Comment analysez-vous cette décision du FAI ?
En réalité, le sujet n'est pas la possibilité de bloquer ou pas la publicité, mais la méthode utilisée par Free. Tous les éléments montrent qu'il s'agit d'une manœuvre politique. Certains services de Google sont touchés, quand d'autres, équivalents, ne le sont pas. Par exemple, la publicité est filtrée sur le service de vidéo YouTube ; elle ne l'est pas sur Dailymotion. Cette mesure de filtrage apparaît donc comme une manœuvre pour forcer les négociations avec Google. Il faut remettre les choses dans leur contexte : depuis plusieurs mois, les abonnés Free se plaignent également de ralentissements lorsqu'ils consultent des vidéos sur la plateforme YouTube.
Joint par le site spécialisé ZDNet, Free assure qu'il serait "le premier concerné et probablement le plus touché" économiquement. Qu'en pensez-vous ?
Les publicités en ligne ne sont pas ce qui alourdit le plus les pages, et donc coûte le plus en termes de bande passante. Il s'agit d'un pari très fort de la part de Free, puisque le groupe prend le risque de se mettre à dos certains médias en ligne, dont le modèle dépend essentiellement de la publicité.
Sur ZDNet, Le fournisseur d'accès à Internet précise également "que les adblockers sont légaux, et sont même mis en avant par des navigateurs comme Chrome"...
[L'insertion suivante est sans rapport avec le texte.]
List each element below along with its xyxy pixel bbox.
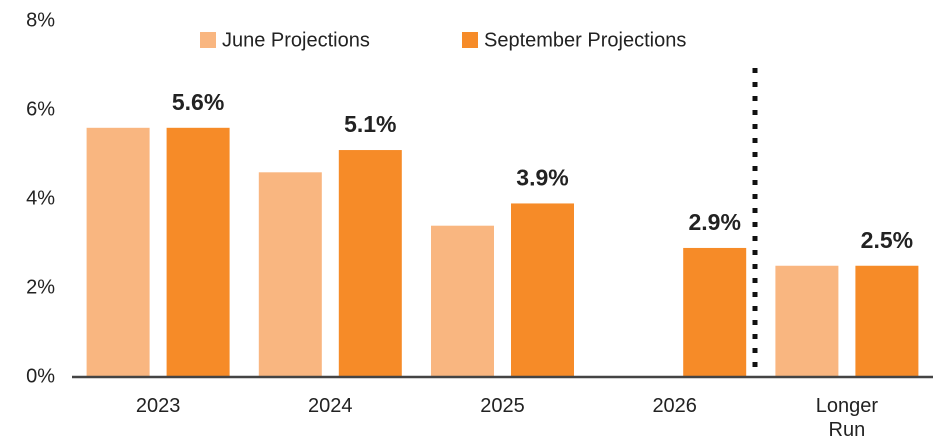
x-tick-label: 2025 — [480, 395, 525, 417]
value-label: 2.9% — [688, 209, 740, 235]
bar — [86, 127, 150, 377]
bar — [258, 172, 322, 377]
x-tick-label: 2024 — [308, 395, 353, 417]
y-tick-label: 2% — [26, 276, 55, 298]
value-label: 2.5% — [861, 227, 913, 253]
value-label: 5.1% — [344, 111, 396, 137]
bar — [683, 247, 747, 377]
y-tick-label: 8% — [26, 9, 55, 31]
bar — [338, 150, 402, 377]
bar — [511, 203, 574, 377]
x-tick-label: 2026 — [652, 395, 697, 417]
y-tick-label: 0% — [26, 365, 55, 387]
legend-label: June Projections — [222, 29, 370, 51]
value-label: 3.9% — [516, 165, 568, 191]
legend-label: September Projections — [484, 29, 686, 51]
bar — [166, 127, 230, 377]
legend-swatch — [462, 32, 478, 48]
x-tick-label: Longer Run — [815, 395, 879, 441]
y-tick-label: 6% — [26, 98, 55, 120]
bar — [431, 225, 494, 377]
x-tick-label: 2023 — [135, 395, 181, 417]
legend-swatch — [200, 32, 216, 48]
value-label: 5.6% — [172, 89, 224, 115]
bar — [775, 265, 839, 377]
bar — [855, 265, 919, 377]
y-tick-label: 4% — [26, 187, 55, 209]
Quand un internaute utilise un module adblock avec son navigateur, il le fait en connaissance de cause. Ce nouveau dispositif n'est ni visible pour l'utilisateur ni transparent. L'adblock du navigateur n'est pas non plus discriminant, et ne vise pas spécifiquement tel ou tel service. Et bien sûr, un adblock ne doit pas bloquer un outil qui n'a rien à voir avec la publicité, comme l'outil de mesure Analytics de Google. Free prend en otage les consommateurs et des acteurs économiques qui vivent de la pub pour arriver à ses fins dans ses négociations avec Google.
Fleur Pellerin, ministre de l'économie numérique, va rencontrer les responsables de Free et des éditeurs prochainement. Que peut faire l'Etat ?
Techniquement, un fournisseur d'accès à Internet peut faire ce qu'il veut. Le fait est qu'aux niveaux français et européen, il existe un appareil législatif, des règles qui encadrent les comportements des acteurs. Il ne peut donc s'agir que d'un coup de bluff de Free, qui ne peut tenir sa position que quelques jours. Car aucune autorité publique ne peut accepter cette stratégie.
A court terme, soit Google va payer, soit l'Etat va imposer que cette nouvelle fonctionnalité soit optionnelle. La bataille entre Google et Free va encore durer dans le temps. Mais la véritable question à se poser aujourd'hui, est celle de l'interconnexion, et de l'encadrement du peering [relation non marchande lorsque le trafic échangé entre les deux réseaux est symétrique]. Les pouvoirs publics doivent se saisir de cette question.